Emmanuel Macron sur le plateau d’« Hugo décrypte », le 4 septembre 2023.
Si cette affirmation est devenue un classique de la droitosphère, c’est qu’elle flatte son carbopatriotisme : la France serait parmi les meilleurs sur le climat grâce à son industrie nucléaire, qui lui permet de produire une électricité largement décarbonée.

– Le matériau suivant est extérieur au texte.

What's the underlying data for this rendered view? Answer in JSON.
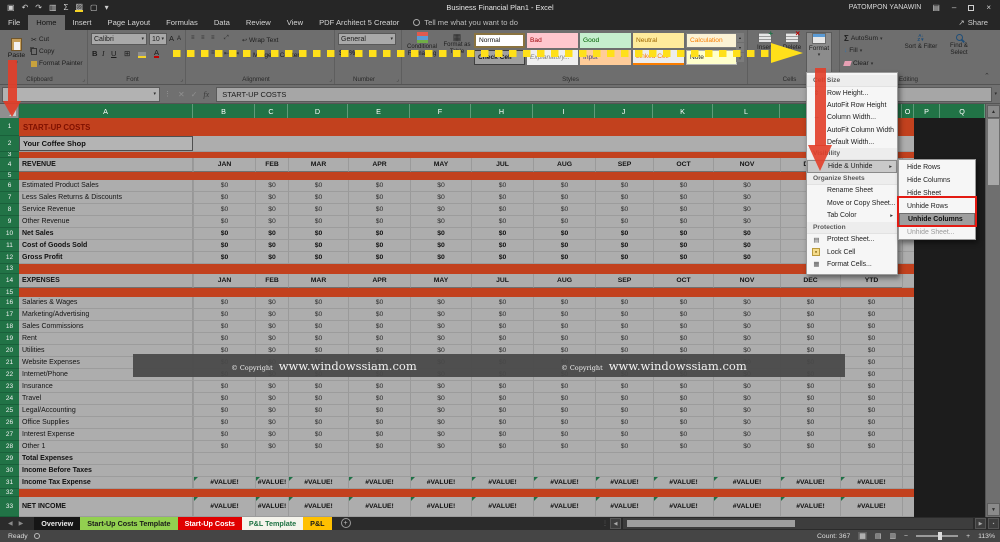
{
  "colors": {
    "excel_green": "#217346",
    "band_red": "#C2411E",
    "annotation_red": "#E2402B",
    "annotation_yellow": "#FFE01A",
    "grid_gray": "#ADADAD",
    "void_dark": "#1C1C1C"
  },
  "title_bar": {
    "title": "Business Financial Plan1 - Excel",
    "user": "PATOMPON YANAWIN"
  },
  "qat_icons": [
    "save-icon",
    "undo-icon",
    "redo-icon",
    "clipboard-icon",
    "autosum-icon",
    "fill-color-icon",
    "new-document-icon",
    "customize-qat-icon"
  ],
  "window_icons": [
    "ribbon-display-options-icon",
    "minimize-icon",
    "restore-icon",
    "close-icon"
  ],
  "ribbon_tabs": [
    "File",
    "Home",
    "Insert",
    "Page Layout",
    "Formulas",
    "Data",
    "Review",
    "View",
    "PDF Architect 5 Creator"
  ],
  "tell_me": "Tell me what you want to do",
  "share_label": "Share",
  "ribbon": {
    "clipboard": {
      "label": "Clipboard",
      "paste": "Paste",
      "cut": "Cut",
      "copy": "Copy",
      "format_painter": "Format Painter"
    },
    "font": {
      "label": "Font",
      "name": "Calibri",
      "size": "10",
      "bold": "B",
      "italic": "I",
      "underline": "U"
    },
    "alignment": {
      "label": "Alignment",
      "wrap_text": "Wrap Text",
      "merge_center": "Merge & Center"
    },
    "number": {
      "label": "Number",
      "format": "General",
      "currency": "$",
      "percent": "%",
      "comma": ","
    },
    "styles": {
      "label": "Styles",
      "conditional_formatting": "Conditional Formatting",
      "format_as_table": "Format as Table",
      "chips": [
        "Normal",
        "Bad",
        "Good",
        "Neutral",
        "Calculation",
        "Check Cell",
        "Explanatory...",
        "Input",
        "Linked Cell",
        "Note"
      ]
    },
    "cells": {
      "label": "Cells",
      "insert": "Insert",
      "delete": "Delete",
      "format": "Format"
    },
    "editing": {
      "label": "Editing",
      "autosum": "AutoSum",
      "fill": "Fill",
      "clear": "Clear",
      "sort_filter": "Sort & Filter",
      "find_select": "Find & Select"
    }
  },
  "formula_bar": {
    "fx": "fx",
    "value": "START-UP COSTS"
  },
  "sheet": {
    "columns": [
      "A",
      "B",
      "C",
      "D",
      "E",
      "F",
      "H",
      "I",
      "J",
      "K",
      "L",
      "M",
      "N",
      "O",
      "P",
      "Q"
    ],
    "month_headers": [
      "JAN",
      "FEB",
      "MAR",
      "APR",
      "MAY",
      "JUL",
      "AUG",
      "SEP",
      "OCT",
      "NOV",
      "DEC",
      "YTD"
    ],
    "rows": [
      {
        "n": 1,
        "t": "title",
        "label": "START-UP COSTS"
      },
      {
        "n": 2,
        "t": "sub",
        "label": "Your Coffee Shop"
      },
      {
        "n": 3,
        "t": "band"
      },
      {
        "n": 4,
        "t": "sec",
        "label": "REVENUE"
      },
      {
        "n": 5,
        "t": "band"
      },
      {
        "n": 6,
        "t": "data",
        "label": "Estimated Product Sales",
        "v": "$0"
      },
      {
        "n": 7,
        "t": "data",
        "label": "Less Sales Returns & Discounts",
        "v": "$0"
      },
      {
        "n": 8,
        "t": "data",
        "label": "Service Revenue",
        "v": "$0"
      },
      {
        "n": 9,
        "t": "data",
        "label": "Other Revenue",
        "v": "$0"
      },
      {
        "n": 10,
        "t": "data",
        "label": "Net Sales",
        "v": "$0",
        "b": true
      },
      {
        "n": 11,
        "t": "data",
        "label": "Cost of Goods Sold",
        "v": "$0",
        "b": true
      },
      {
        "n": 12,
        "t": "data",
        "label": "Gross Profit",
        "v": "$0",
        "b": true
      },
      {
        "n": 13,
        "t": "band"
      },
      {
        "n": 14,
        "t": "sec",
        "label": "EXPENSES"
      },
      {
        "n": 15,
        "t": "band"
      },
      {
        "n": 16,
        "t": "data",
        "label": "Salaries & Wages",
        "v": "$0"
      },
      {
        "n": 17,
        "t": "data",
        "label": "Marketing/Advertising",
        "v": "$0"
      },
      {
        "n": 18,
        "t": "data",
        "label": "Sales Commissions",
        "v": "$0"
      },
      {
        "n": 19,
        "t": "data",
        "label": "Rent",
        "v": "$0"
      },
      {
        "n": 20,
        "t": "data",
        "label": "Utilities",
        "v": "$0"
      },
      {
        "n": 21,
        "t": "data",
        "label": "Website Expenses",
        "v": "$0"
      },
      {
        "n": 22,
        "t": "data",
        "label": "Internet/Phone",
        "v": "$0"
      },
      {
        "n": 23,
        "t": "data",
        "label": "Insurance",
        "v": "$0"
      },
      {
        "n": 24,
        "t": "data",
        "label": "Travel",
        "v": "$0"
      },
      {
        "n": 25,
        "t": "data",
        "label": "Legal/Accounting",
        "v": "$0"
      },
      {
        "n": 26,
        "t": "data",
        "label": "Office Supplies",
        "v": "$0"
      },
      {
        "n": 27,
        "t": "data",
        "label": "Interest Expense",
        "v": "$0"
      },
      {
        "n": 28,
        "t": "data",
        "label": "Other 1",
        "v": "$0"
      },
      {
        "n": 29,
        "t": "data",
        "label": "Total Expenses",
        "v": "",
        "b": true
      },
      {
        "n": 30,
        "t": "data",
        "label": "Income Before Taxes",
        "v": "",
        "b": true
      },
      {
        "n": 31,
        "t": "data",
        "label": "Income Tax Expense",
        "v": "#VALUE!",
        "b": true,
        "e": true
      },
      {
        "n": 32,
        "t": "band"
      },
      {
        "n": 33,
        "t": "data",
        "label": "NET INCOME",
        "v": "#VALUE!",
        "b": true,
        "e": true
      }
    ]
  },
  "watermark": {
    "prefix": "© Copyright",
    "site": "www.windowssiam.com"
  },
  "format_menu": {
    "items": [
      {
        "t": "header",
        "label": "Cell Size"
      },
      {
        "t": "item",
        "label": "Row Height...",
        "icon": "row-height-icon"
      },
      {
        "t": "item",
        "label": "AutoFit Row Height"
      },
      {
        "t": "item",
        "label": "Column Width...",
        "icon": "column-width-icon"
      },
      {
        "t": "item",
        "label": "AutoFit Column Width"
      },
      {
        "t": "item",
        "label": "Default Width..."
      },
      {
        "t": "header",
        "label": "Visibility"
      },
      {
        "t": "item",
        "label": "Hide & Unhide",
        "hl": true,
        "arrow": true
      },
      {
        "t": "header",
        "label": "Organize Sheets"
      },
      {
        "t": "item",
        "label": "Rename Sheet"
      },
      {
        "t": "item",
        "label": "Move or Copy Sheet..."
      },
      {
        "t": "item",
        "label": "Tab Color",
        "arrow": true
      },
      {
        "t": "header",
        "label": "Protection"
      },
      {
        "t": "item",
        "label": "Protect Sheet...",
        "icon": "protect-sheet-icon"
      },
      {
        "t": "item",
        "label": "Lock Cell",
        "icon": "lock-cell-icon"
      },
      {
        "t": "item",
        "label": "Format Cells...",
        "icon": "format-cells-icon"
      }
    ]
  },
  "unhide_submenu": {
    "items": [
      {
        "label": "Hide Rows"
      },
      {
        "label": "Hide Columns"
      },
      {
        "label": "Hide Sheet"
      },
      {
        "label": "Unhide Rows"
      },
      {
        "label": "Unhide Columns",
        "hl": true
      },
      {
        "label": "Unhide Sheet...",
        "dis": true
      }
    ]
  },
  "sheet_tabs": [
    {
      "label": "Overview",
      "bg": "#151515",
      "color": "#E8E8E8"
    },
    {
      "label": "Start-Up Costs Template",
      "bg": "#92D050",
      "color": "#1A1A1A"
    },
    {
      "label": "Start-Up Costs",
      "bg": "#E00000",
      "color": "#FFFFFF"
    },
    {
      "label": "P&L Template",
      "bg": "#F5F4EC",
      "color": "#1F7244",
      "active": true
    },
    {
      "label": "P&L",
      "bg": "#FFC000",
      "color": "#1A1A1A"
    }
  ],
  "status_bar": {
    "ready": "Ready",
    "count": "Count: 367",
    "zoom_level": "113%"
  }
}
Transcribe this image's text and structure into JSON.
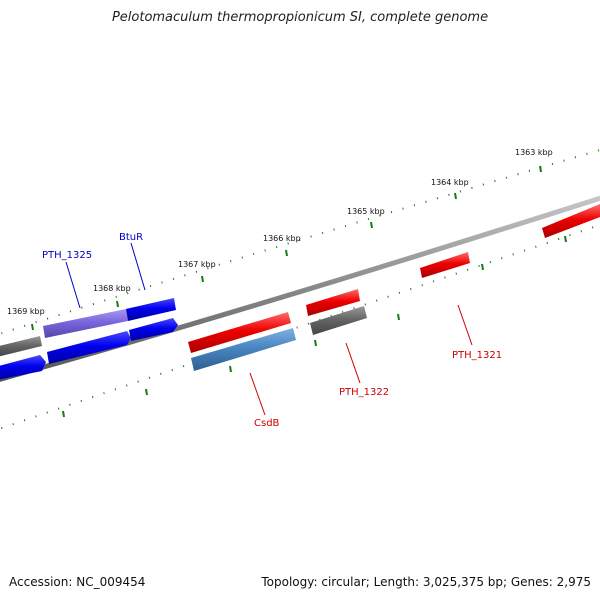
{
  "title": "Pelotomaculum thermopropionicum SI, complete genome",
  "footer": {
    "accession": "Accession: NC_009454",
    "topology": "Topology: circular; Length: 3,025,375 bp; Genes: 2,975"
  },
  "kbp_labels": [
    "1363 kbp",
    "1364 kbp",
    "1365 kbp",
    "1366 kbp",
    "1367 kbp",
    "1368 kbp",
    "1369 kbp"
  ],
  "genes": {
    "pth1325": "PTH_1325",
    "btur": "BtuR",
    "csdb": "CsdB",
    "pth1322": "PTH_1322",
    "pth1321": "PTH_1321"
  },
  "colors": {
    "backbone": "#888888",
    "tick": "#1a7a1a",
    "blue_gene": "#0000ee",
    "purple_gene": "#7a66dd",
    "red_gene": "#ee0000",
    "steel_gene": "#4a86c2",
    "gray_gene": "#666666"
  }
}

Elle ressemble à une version environnementale de la célèbre phrase de Michel Rocard affirmant en 1989 que « nous ne pouvons pas héberger toute la misère du monde », actant alors la fermeture des frontières à la migration extra-européenne. Et si elle pose problème d’un point de vue climatique, c’est qu’elle est historiquement erronée et clairement confusionniste. (...)
pour évaluer la part d’un pays dans le chaos climatique, il est intellectuellement malhonnête de ne considérer que ses émissions annuelles. Si l’on regarde les émissions de CO2 cumulées entre 1850 et 2021, la France est le 12e plus gros pollueur mondial, a calculé le média spécialisé Carbon Brief. Elle se situe après l’Allemagne et le Royaume-Uni, mais avant l’Australie, l’Afrique du Sud ou son voisin italien. (...)
Affirmer le contraire est une grave distorsion des faits. C’est une forme de révisionnisme qui discrédite la parole présidentielle. Elle l’enferme dans un techno-solutionnisme (voitures électriques, avions à hydrogène, pompes à chaleur, etc.) qui promet de vider de sa substance la planification écologique tant annoncée.